论文标题
病毒:NLU的虚拟对抗性积极学习
VirAAL: Virtual Adversarial Active Learning For NLU
论文作者
论文摘要
本文介绍了Viraal,这是一个基于对抗性培训的积极学习框架。 Viraal旨在减少自然语言理解中注释的努力(NLU)。 Viraal基于虚拟对抗训练(VAT),这是一种半监督的方法,该方法通过局部分布平滑度正规化模型。因此,将对抗性扰动添加到输入中,从而使后验分布更加一致。因此,基于熵的主动学习可以通过查询更多信息的样本而无需其他组件,从而变得强大。第一组实验研究了适应的增值税对低标记数据制度内的联合NLU任务的影响。第二组显示了活性学习(AL)过程中病毒性的效果。结果表明,即使在多任务训练中,增值税也是强大的,在多任务训练中,从多个损耗函数计算对手噪声。使用基于熵的AL观察到具有重大改进,并带有病毒性查询数据以注释。就AL计算而言,Viraal是一种廉价的方法,对数据采样产生了积极影响。此外,病毒性的注释减少了80%的注释,并显示出对现有数据增强方法的改善。该代码公开可用。

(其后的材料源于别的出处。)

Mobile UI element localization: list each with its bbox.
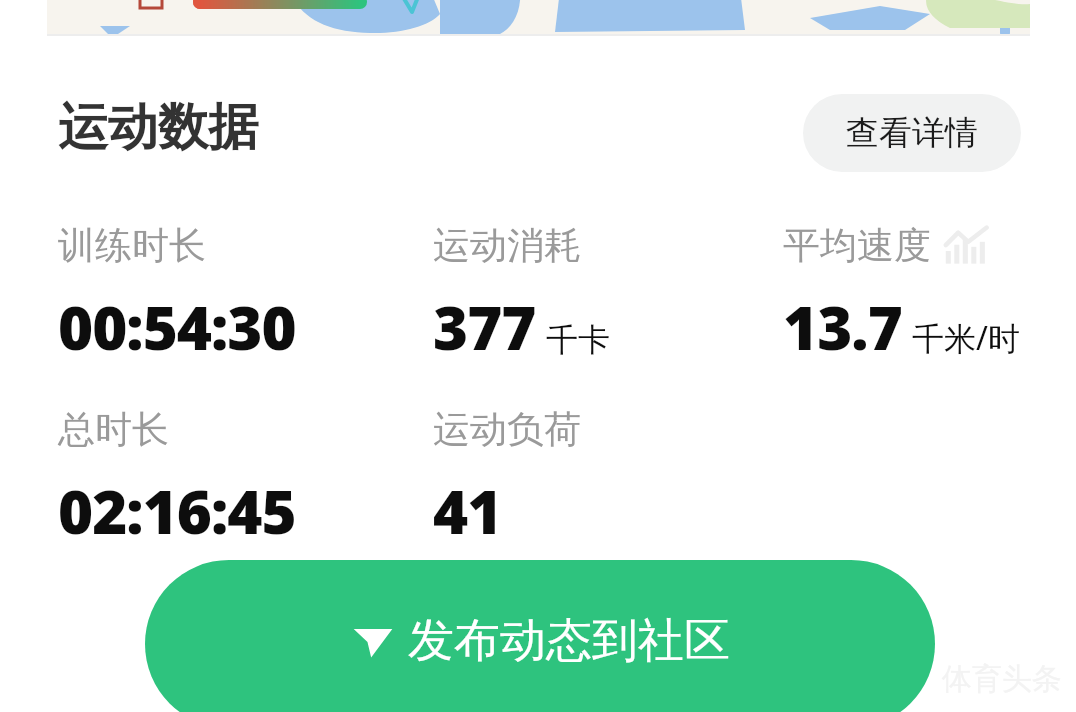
staticText: 00:54:30	[58, 286, 296, 368]
staticText: 运动消耗	[433, 222, 581, 269]
staticText: 体育头条	[942, 660, 1062, 698]
staticText: 发布动态到社区	[408, 612, 730, 670]
staticText: 训练时长	[58, 222, 206, 269]
staticText: 千卡	[546, 320, 610, 360]
staticText: 千米/时	[912, 316, 1020, 360]
staticText: 运动数据	[58, 96, 258, 159]
staticText: 02:16:45	[58, 470, 296, 552]
staticText: 13.7	[783, 286, 902, 368]
staticText: 查看详情	[846, 112, 978, 154]
staticText: 377	[433, 286, 536, 368]
staticText: 总时长	[58, 406, 169, 453]
button[interactable]: 查看详情	[803, 94, 1021, 172]
button[interactable]: Send	[145, 560, 935, 712]
staticText: 41	[433, 470, 502, 552]
other: Send	[350, 618, 396, 664]
staticText: 运动负荷	[433, 406, 581, 453]
staticText: 平均速度	[783, 222, 931, 269]
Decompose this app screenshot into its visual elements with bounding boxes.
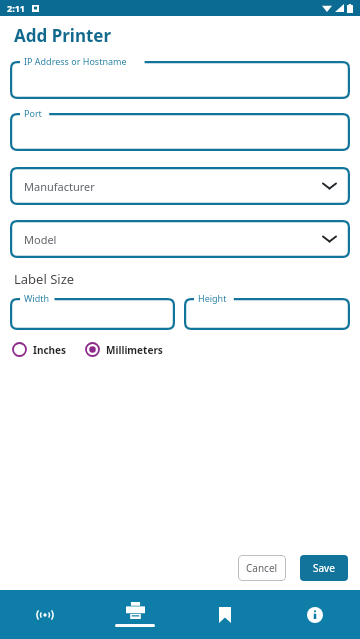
button[interactable]: Model xyxy=(10,214,350,258)
staticText: Save xyxy=(313,561,335,575)
staticText: Inches xyxy=(33,343,67,357)
button[interactable]: Saved xyxy=(180,590,270,639)
button[interactable]: Height xyxy=(184,292,350,330)
staticText: IP Address or Hostname xyxy=(24,55,127,67)
button[interactable]: Width xyxy=(10,292,175,330)
button[interactable]: Port xyxy=(10,107,350,151)
button[interactable]: Discover printers xyxy=(0,590,90,639)
button[interactable]: Printers xyxy=(90,590,180,639)
staticText: 2:11 xyxy=(7,2,25,14)
button[interactable]: Inches xyxy=(10,339,69,360)
button[interactable]: Cancel xyxy=(238,555,286,581)
staticText: Label Size xyxy=(14,270,75,288)
staticText: Model xyxy=(24,232,57,247)
button[interactable]: IP Address or Hostname xyxy=(10,55,350,99)
button[interactable]: Millimeters xyxy=(83,339,165,360)
staticText: Height xyxy=(198,292,227,304)
button[interactable]: Manufacturer xyxy=(10,161,350,205)
staticText: Port xyxy=(24,107,42,119)
staticText: Width xyxy=(24,292,50,304)
staticText: Add Printer xyxy=(14,24,112,47)
staticText: Millimeters xyxy=(106,343,163,357)
button[interactable]: Save xyxy=(300,555,348,581)
button[interactable]: Info xyxy=(270,590,360,639)
staticText: Cancel xyxy=(246,561,278,575)
staticText: Manufacturer xyxy=(24,179,95,194)
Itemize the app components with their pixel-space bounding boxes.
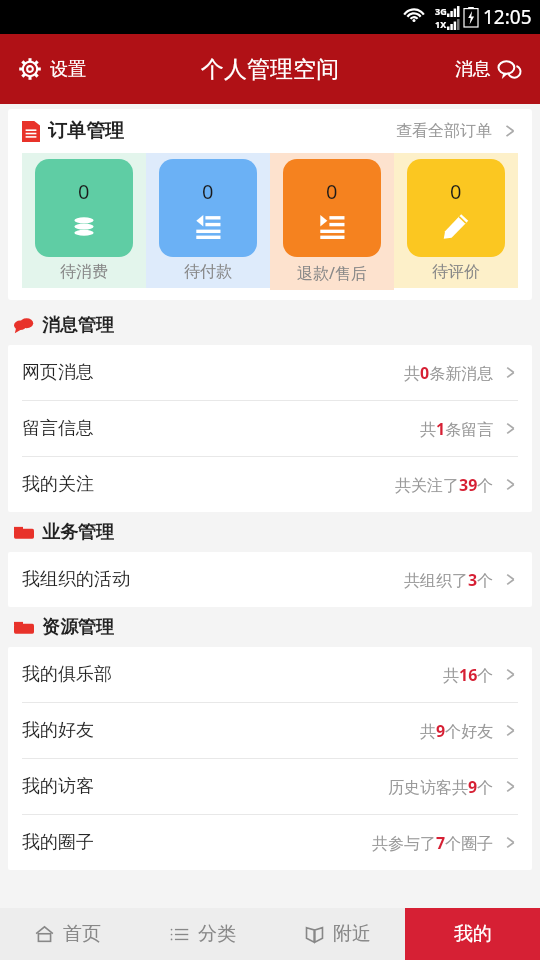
staticText: 我的关注 [22, 473, 94, 496]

This paper presents VirAAL, an Active Learning framework based on Adversarial Training. VirAAL aims to reduce the effort of annotation in Natural Language Understanding (NLU). VirAAL is based on Virtual Adversarial Training (VAT), a semi-supervised approach that regularizes the model through Local Distributional Smoothness. With that, adversarial perturbations are added to the inputs making the posterior distribution more consistent. Therefore, entropy-based Active Learning becomes robust by querying more informative samples without requiring additional components. The first set of experiments studies the impact of an adapted VAT for joint-NLU tasks within low labeled data regimes. The second set shows the effect of VirAAL in an Active Learning (AL) process. Results demonstrate that VAT is robust even on multi-task training, where the adversarial noise is computed from multiple loss functions. Substantial improvements are observed with entropy-based AL with VirAAL for querying data to annotate. VirAAL is an inexpensive method in terms of AL computation with a positive impact on data sampling. Furthermore, VirAAL decreases annotations in AL up to 80% and shows improvements over existing data augmentation methods. The code is publicly available.